Microsoft 365 Defender is getting a new update that enables customers to detect and block adversary-in-the-middle (AiTM) attacks. The company explained that the AiTM protection feature builds on top of the existing automatic attack disruption (XDR) capabilities that launched in February 2023.
Adversary-in-the-Middle (AiTM) is a phishing technique that enables threat actors to hijack session cookies by bypassing multifactor authentication (MFA). It intercepts communications between the victim and the service to steal sensitive information like credit card data and login credentials. It’s comparatively challenging to detect AitM attacks because it doesn’t rely on a spoofed email or website.
How Microsoft’s XDR automatically contains AiTM attacks?
Microsoft claims that the security feature allows Microsoft 365 Defender customers to detect AiTM campaigns with “high confidence” based on various Microsoft 365 Defender signals. The tool will automatically take necessary actions to disrupt the attack, including blocking the compromised account or revoking stolen session cookies.
According to Microsoft, IT admins will be able to view details about the contained AiTM incident on the Microsoft 365 Defender incident page.

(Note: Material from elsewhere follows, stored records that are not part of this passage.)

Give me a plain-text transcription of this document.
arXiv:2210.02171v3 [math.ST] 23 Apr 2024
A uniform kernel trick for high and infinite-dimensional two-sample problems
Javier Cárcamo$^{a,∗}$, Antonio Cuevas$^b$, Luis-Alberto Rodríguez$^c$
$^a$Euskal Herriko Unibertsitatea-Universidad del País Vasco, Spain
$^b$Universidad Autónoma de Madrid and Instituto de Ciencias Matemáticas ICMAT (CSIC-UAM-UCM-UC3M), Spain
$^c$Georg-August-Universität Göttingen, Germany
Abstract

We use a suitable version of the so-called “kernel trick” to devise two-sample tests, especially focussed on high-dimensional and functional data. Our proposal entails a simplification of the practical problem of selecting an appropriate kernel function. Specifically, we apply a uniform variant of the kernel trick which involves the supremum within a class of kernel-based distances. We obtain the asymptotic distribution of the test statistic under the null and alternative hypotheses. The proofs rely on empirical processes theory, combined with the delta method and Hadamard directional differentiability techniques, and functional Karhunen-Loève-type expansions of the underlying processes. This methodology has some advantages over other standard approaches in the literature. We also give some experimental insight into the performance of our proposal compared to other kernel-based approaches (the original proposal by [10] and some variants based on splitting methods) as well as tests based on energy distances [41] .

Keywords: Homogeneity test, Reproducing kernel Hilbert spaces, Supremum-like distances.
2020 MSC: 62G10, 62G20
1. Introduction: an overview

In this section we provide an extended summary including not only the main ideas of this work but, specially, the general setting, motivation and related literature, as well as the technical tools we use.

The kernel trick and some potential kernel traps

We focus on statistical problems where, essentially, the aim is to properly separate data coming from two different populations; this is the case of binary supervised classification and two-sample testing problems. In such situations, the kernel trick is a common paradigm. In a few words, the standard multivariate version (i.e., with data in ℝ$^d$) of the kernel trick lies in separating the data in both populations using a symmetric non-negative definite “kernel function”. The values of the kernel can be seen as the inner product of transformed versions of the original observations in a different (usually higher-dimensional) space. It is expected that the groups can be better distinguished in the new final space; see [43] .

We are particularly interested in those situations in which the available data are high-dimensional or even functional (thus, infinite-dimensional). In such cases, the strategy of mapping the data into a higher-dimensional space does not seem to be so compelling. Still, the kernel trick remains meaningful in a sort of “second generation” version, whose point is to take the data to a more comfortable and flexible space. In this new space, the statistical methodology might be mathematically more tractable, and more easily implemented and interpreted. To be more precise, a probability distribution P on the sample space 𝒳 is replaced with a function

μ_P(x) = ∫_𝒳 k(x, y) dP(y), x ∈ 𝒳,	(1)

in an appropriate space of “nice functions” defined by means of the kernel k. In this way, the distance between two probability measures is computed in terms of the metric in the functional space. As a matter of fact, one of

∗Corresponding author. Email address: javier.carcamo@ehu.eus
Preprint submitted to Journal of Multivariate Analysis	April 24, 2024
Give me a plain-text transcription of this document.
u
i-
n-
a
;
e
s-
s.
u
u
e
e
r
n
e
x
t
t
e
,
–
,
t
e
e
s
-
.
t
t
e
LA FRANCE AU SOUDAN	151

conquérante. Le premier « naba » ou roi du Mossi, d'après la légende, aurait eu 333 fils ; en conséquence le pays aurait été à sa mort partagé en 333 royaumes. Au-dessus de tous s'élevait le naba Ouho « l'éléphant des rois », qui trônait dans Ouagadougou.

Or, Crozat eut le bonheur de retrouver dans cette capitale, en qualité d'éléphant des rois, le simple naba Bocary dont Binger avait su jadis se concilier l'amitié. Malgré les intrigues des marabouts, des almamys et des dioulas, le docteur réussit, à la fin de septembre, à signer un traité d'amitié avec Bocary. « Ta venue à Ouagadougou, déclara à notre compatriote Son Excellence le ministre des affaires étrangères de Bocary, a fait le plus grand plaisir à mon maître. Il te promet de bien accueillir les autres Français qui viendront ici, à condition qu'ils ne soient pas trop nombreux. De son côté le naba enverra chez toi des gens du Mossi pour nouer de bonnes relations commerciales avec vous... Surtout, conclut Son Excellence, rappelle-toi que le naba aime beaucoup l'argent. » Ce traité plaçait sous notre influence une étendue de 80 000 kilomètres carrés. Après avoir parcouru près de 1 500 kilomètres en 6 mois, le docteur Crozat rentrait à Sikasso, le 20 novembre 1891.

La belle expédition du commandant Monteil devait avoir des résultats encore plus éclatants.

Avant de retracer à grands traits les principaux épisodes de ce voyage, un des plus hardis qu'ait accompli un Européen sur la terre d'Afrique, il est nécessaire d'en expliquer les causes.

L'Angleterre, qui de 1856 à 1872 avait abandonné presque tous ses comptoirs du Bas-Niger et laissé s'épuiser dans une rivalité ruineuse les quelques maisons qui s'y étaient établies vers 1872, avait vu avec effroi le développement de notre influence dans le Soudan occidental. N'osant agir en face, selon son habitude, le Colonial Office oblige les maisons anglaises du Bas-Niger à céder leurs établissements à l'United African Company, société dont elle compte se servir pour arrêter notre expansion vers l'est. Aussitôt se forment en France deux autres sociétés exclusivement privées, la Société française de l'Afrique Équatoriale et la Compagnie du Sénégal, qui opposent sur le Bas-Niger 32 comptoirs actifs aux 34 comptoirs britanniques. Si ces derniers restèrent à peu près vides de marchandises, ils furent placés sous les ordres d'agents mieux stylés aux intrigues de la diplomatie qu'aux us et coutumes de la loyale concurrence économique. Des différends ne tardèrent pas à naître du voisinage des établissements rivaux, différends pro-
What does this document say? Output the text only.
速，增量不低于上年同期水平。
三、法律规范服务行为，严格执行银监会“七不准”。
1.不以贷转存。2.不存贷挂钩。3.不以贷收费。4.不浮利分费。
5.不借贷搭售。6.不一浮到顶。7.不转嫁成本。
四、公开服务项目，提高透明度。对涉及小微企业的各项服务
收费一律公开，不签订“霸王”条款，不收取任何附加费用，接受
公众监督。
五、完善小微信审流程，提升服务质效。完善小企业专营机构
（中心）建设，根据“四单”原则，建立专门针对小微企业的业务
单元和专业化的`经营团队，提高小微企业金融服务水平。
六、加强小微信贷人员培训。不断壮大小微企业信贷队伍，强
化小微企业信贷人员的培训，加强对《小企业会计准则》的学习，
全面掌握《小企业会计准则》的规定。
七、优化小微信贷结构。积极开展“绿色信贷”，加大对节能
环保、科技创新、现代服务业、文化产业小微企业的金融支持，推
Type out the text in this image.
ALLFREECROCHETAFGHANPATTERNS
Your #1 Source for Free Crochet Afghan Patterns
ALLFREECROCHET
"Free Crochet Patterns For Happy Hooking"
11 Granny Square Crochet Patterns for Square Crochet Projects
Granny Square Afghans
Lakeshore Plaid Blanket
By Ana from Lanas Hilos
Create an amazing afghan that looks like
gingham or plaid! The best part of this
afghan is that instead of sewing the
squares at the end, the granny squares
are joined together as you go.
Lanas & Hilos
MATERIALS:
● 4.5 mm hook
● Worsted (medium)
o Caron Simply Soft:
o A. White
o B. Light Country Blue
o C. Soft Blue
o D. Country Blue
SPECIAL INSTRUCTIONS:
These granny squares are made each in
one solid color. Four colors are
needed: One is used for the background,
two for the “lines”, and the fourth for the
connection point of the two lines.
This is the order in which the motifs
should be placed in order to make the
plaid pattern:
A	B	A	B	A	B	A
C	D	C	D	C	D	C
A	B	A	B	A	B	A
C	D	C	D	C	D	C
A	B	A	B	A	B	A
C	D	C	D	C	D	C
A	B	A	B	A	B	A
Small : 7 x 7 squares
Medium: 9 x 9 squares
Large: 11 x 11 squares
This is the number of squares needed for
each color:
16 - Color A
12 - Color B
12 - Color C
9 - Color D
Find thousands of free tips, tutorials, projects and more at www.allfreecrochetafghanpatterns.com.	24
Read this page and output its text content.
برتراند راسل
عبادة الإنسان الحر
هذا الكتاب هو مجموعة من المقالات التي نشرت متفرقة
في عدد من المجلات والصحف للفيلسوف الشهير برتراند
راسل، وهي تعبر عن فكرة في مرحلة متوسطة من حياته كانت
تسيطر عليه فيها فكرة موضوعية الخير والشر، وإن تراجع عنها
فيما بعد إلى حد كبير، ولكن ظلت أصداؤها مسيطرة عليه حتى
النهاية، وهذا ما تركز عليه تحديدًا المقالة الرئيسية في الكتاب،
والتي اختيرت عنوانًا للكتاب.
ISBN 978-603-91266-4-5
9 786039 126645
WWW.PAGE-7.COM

They will see a dedicated attack disruption tag that appears next to affected incidents.
The automatic attack disruption feature helps organizations to block lateral movement within enterprise networks at the initial stages. This should make it easier for the security teams to investigate and mitigate the AiTM attacks.
Licensing requirements
Microsoft notes that the new AiTM feature will be available as a part of its automatic attack disruption capability for Microsoft 365 Defender subscribers. Meanwhile, automatic attack disruption requires Microsoft Defender for Identity, Microsoft Defender for Endpoint, Microsoft Defender for Cloud Apps, or Defender for Office 365 Plan 2 subscriptions as well as Microsoft 365 E5 licensing.